Doch nun einige wichtige Tipps:
Keine Bloody Mary in Bleikristall-Gläsern!
Das ist vielleicht der wichtigste Tipp von allen. Bleikristall übersteht sogar die Reinigung im Geschirrspüler – so es ein Schonprogramm gibt und man es nicht täglich macht – aber anscheinen niemals die Befüllung mit Tomatensaft. Daher: nie Tomatensaft, sei es pur oder gemischt in ein Kristallglas füllen.

Gepresst oder geschliffen?
Den Unterschied kann man nur durch „Begreifen“ feststellen. Geschliffenes Bleikristall weist schärfere Kanten als gepresstes auf.

Wieviel Blei?
Ab einer Beimengung von 24% Blei gilt das Bleikristall als besonders hochwertig. Bleikristall zeichnet sich durch einen hohen Lichtbrechungsindex aus, der sich in hoher Brillanz und der Zerlegung der Lichtstrahlen in ein Farbspektrum äußert.

Alle Produkte von Crystal Bohemia enthalten mindestens 24% Blei.

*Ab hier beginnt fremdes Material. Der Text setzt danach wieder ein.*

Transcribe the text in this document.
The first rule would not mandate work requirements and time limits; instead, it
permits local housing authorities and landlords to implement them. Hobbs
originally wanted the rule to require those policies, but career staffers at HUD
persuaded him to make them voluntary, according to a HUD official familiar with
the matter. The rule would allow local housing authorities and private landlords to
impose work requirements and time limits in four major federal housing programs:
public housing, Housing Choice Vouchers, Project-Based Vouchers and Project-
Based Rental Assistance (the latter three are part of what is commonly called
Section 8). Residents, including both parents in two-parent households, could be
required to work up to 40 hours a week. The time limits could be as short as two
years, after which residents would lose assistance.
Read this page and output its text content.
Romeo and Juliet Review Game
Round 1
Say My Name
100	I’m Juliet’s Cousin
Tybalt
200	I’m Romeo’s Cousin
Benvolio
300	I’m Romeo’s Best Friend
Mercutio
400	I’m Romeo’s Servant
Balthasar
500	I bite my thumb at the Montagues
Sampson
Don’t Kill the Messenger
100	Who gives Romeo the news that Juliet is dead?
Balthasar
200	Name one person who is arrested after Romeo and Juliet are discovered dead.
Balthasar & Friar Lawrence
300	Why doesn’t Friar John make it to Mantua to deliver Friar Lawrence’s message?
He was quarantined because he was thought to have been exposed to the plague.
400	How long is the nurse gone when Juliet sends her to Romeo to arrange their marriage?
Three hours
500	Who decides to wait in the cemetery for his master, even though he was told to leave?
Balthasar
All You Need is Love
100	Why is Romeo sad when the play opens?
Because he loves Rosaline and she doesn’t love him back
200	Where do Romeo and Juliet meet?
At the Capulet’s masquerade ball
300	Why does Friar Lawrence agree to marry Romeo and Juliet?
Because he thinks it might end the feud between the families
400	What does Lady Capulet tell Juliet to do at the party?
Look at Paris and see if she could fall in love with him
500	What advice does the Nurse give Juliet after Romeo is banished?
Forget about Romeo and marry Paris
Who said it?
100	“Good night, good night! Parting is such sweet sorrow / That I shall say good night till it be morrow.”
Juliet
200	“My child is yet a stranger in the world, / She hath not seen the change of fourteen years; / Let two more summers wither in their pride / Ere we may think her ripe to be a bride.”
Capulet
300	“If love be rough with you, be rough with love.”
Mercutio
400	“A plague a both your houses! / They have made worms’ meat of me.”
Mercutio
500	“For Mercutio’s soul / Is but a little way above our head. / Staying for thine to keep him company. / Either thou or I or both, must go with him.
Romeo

Wobei auch die Qualität des Quarzsandes eine Rolle spielt und natürlich die weiteren Rohstoffe wie Kaliumcarbonat (Pottasche), Natriumcarbonat, Kaliumnitrat und noch einige andere Substanzen.

Gibt es auch Kristallglas, das man in den Geschirrspüler geben kann?
Ja, gibt es und sie werden ebenfalls hier von Crystal Bohemia produziert. Dabei wird die Festigkeit des Glases durch die Beimischung von Titan gewährleistet, die Politur erfolgt mit einer Flamme. Damit ist das Glas dann widerstandsfähiger gegen mechanische Beschädigungen und auch nach vielen Spülgängen bleibt es noch immer kristallklar.

Bei der Führung konnten wir einem Glasbläser bei der Arbeit zusehen, aber auch erfahren wie heiß es am Schmelzofen ist. Glas wird ja bei einer Temperatur von 1440°C geschmolzen und dann in Gusseisen- oder Stahlformen bei einer Temperatur von etwa 800°C durch Blasen oder Pressen geformt.

Nach dem Pressen werden die scharfen Kanten mit der Flamme eines Gasbrenners geschmolzen und dann an Ort und Stelle etwas abgekühlt, damit man Verformungen vermeiden kann. Auf einem Förderband in einem Kühlofen wird es langsam geglüht, um spontanes Reißen des Glases zu vermeiden, dabei werden unnötige Teile bei Bedarf entfernt. Scharfe oder unebene Ränder können durch Schleifen oder bei Stielgläsern durch Flammen geglättet werden.

Bei unserem Rundgang haben wir nicht nur gesehen, dass jedes einzelne Produkt am Ende manuell begutachtet und geprüft wird, sondern auch den Meistern in der Schleiferei zugesehen, die in mühevoller Handarbeit die Muster der Designer auf das Glas bringen.

Hut ab – Bleikristall ist doch sehr schön, wenn man es betrachtet – und irgendwie kommt es mir auch gar nicht mehr verzopft oder altmodisch vor. Im Gegenteil. Ich glaube, ich muss in Zukunft meiner neuen Wertschätzung Rechnung tragen und mir das eine oder andere schöne Stück zu legen.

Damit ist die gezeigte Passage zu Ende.